Search code examples
c#.netasynchronouswindows-servicestpl-dataflow

How to implement a continuous producer-consumer pattern inside a Windows Service


Here's what I'm trying to do:

  • Keep a queue in memory of items that need processed (i.e. IsProcessed = 0)
  • Every 5 seconds, get unprocessed items from the db, and if they're not already in the queue, add them
  • Continuous pull items from the queue, process them, and each time an item is processed, update it in the db (IsProcessed = 1)
  • Do this all "as parallel as possible"

I have a constructor for my service like

public MyService()
{
    Ticker.Elapsed += FillQueue;
}

and I start that timer when the service starts like

protected override void OnStart(string[] args)
{
    Ticker.Enabled = true;
    Task.Run(() => { ConsumeWork(); });
}

and my FillQueue is like

private static async void FillQueue(object source, ElapsedEventArgs e)   
{
    var items = GetUnprocessedItemsFromDb();
    foreach(var item in items)
    {
        if(!Work.Contains(item))
        {
            Work.Enqueue(item);
        }   
    }
}

and my ConsumeWork is like

private static void ConsumeWork()
{
    while(true)
    {
        if(Work.Count > 0)
        {
            var item = Work.Peek();
            Process(item);
            Work.Dequeue();
        }
        else
        {
            Thread.Sleep(500);
        }
    }
}

However this is probably a naive implementation and I'm wondering whether .NET has any type of class that is exactly what I need for this type of situation.


Solution

  • Though @JSteward' answer is a good start, you can improve it with mixing up the TPL-Dataflow and Rx.NET extensions, as a dataflow block may easily become an observer for your data, and with Rx Timer it will be much less effort for you (Rx.Timer explanation).

    We can adjust MSDN article for your needs, like this:

    private const int EventIntervalInSeconds = 5;
    private const int DueIntervalInSeconds = 60;
    
    var source =
        // sequence of Int64 numbers, starting from 0
        // https://msdn.microsoft.com/en-us/library/hh229435.aspx
        Observable.Timer(
            // fire first event after 1 minute waiting
            TimeSpan.FromSeconds(DueIntervalInSeconds),
            // fire all next events each 5 seconds
            TimeSpan.FromSeconds(EventIntervalInSeconds))
        // each number will have a timestamp
        .Timestamp()
        // each time we select some items to process
        .SelectMany(GetItemsFromDB)
        // filter already added
        .Where(i => !_processedItemIds.Contains(i.Id));
    
    var action = new ActionBlock<Item>(ProcessItem, new ExecutionDataflowBlockOptions
        {
            // we can start as many item processing as processor count
            MaxDegreeOfParallelism = Environment.ProcessorCount,
        });
    
    IDisposable subscription = source.Subscribe(action.AsObserver());
    

    Also, your check for item being already processed isn't quite accurate, as there is a possibility to item get selected as unprocessed from db right at the time you've finished it's processing, yet didn't update it in database.

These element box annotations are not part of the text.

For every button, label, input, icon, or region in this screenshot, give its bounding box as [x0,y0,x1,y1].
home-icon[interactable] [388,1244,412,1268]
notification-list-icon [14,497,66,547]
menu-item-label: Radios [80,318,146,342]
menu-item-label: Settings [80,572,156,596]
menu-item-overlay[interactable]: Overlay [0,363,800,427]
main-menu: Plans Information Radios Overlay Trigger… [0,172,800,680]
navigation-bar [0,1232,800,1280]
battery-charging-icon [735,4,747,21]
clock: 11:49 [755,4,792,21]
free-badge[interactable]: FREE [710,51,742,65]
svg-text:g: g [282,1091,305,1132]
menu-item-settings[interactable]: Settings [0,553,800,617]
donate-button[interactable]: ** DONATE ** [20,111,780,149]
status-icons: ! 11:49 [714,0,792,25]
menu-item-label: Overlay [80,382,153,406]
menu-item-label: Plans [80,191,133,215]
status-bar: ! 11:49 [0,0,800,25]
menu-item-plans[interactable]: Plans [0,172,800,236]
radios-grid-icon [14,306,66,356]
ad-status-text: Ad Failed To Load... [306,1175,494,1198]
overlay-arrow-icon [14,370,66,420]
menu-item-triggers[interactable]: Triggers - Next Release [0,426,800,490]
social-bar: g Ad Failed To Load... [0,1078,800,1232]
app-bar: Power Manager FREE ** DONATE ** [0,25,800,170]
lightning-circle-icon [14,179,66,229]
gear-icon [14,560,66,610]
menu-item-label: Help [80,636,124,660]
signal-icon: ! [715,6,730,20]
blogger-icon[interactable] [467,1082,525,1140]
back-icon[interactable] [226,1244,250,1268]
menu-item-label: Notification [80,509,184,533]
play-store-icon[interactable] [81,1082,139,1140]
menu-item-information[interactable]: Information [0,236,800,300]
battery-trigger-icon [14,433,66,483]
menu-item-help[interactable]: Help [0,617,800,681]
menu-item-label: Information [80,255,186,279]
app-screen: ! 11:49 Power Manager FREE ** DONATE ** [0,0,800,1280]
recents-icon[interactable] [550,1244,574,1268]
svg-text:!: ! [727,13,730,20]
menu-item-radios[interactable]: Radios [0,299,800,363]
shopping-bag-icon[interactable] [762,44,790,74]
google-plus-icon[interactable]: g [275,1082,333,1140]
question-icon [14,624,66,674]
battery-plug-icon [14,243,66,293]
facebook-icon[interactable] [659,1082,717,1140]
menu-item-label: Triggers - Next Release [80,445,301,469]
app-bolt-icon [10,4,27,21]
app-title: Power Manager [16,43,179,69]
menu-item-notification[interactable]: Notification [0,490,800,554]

In this case item will be removed from Queue<T>, and after that added there again by producer, this is why I've added the ConcurrentBag<T> to this solution (HashSet<T> isn't thread-safe):

    private static async Task ProcessItem(Item item)
    {
        if (_processedItemIds.Contains(item.Id))
        {
            return;
        }
    
        _processedItemIds.Add(item.Id);
        // actual work here
    
        // save item as processed in database
    
        // we need to wait to ensure item not to appear in queue again 
        await Task.Delay(TimeSpan.FromSeconds(EventIntervalInSeconds * 2));
    
        // clear the processed cache to reduce memory usage
        _processedItemIds.Remove(item.Id);
    }
    
    public class Item
    {
        public Guid Id { get; set; }
    }
    
    // temporary cache for items in process
    private static ConcurrentBag<Guid> _processedItemIds = new ConcurrentBag<Guid>();
    
    private static IEnumerable<Item> GetItemsFromDB(Timestamped<long> time)
    {
        // log event timing
        Console.WriteLine($"Event # {time.Value} at {time.Timestamp}");
    
        // return items from DB
        return new[] { new Item { Id = Guid.NewGuid() } };
    }
    

    You can implement cache clean up in other way, for example, start a "GC" timer, which will remove processed items from cache on regular basis.

    To stop events and processing items you should Dispose the subscription and, maybe, Complete the ActionBlock:

    subscription.Dispose();
    action.Complete();
    

    You can find more information about Rx.Net in their guidelines on github.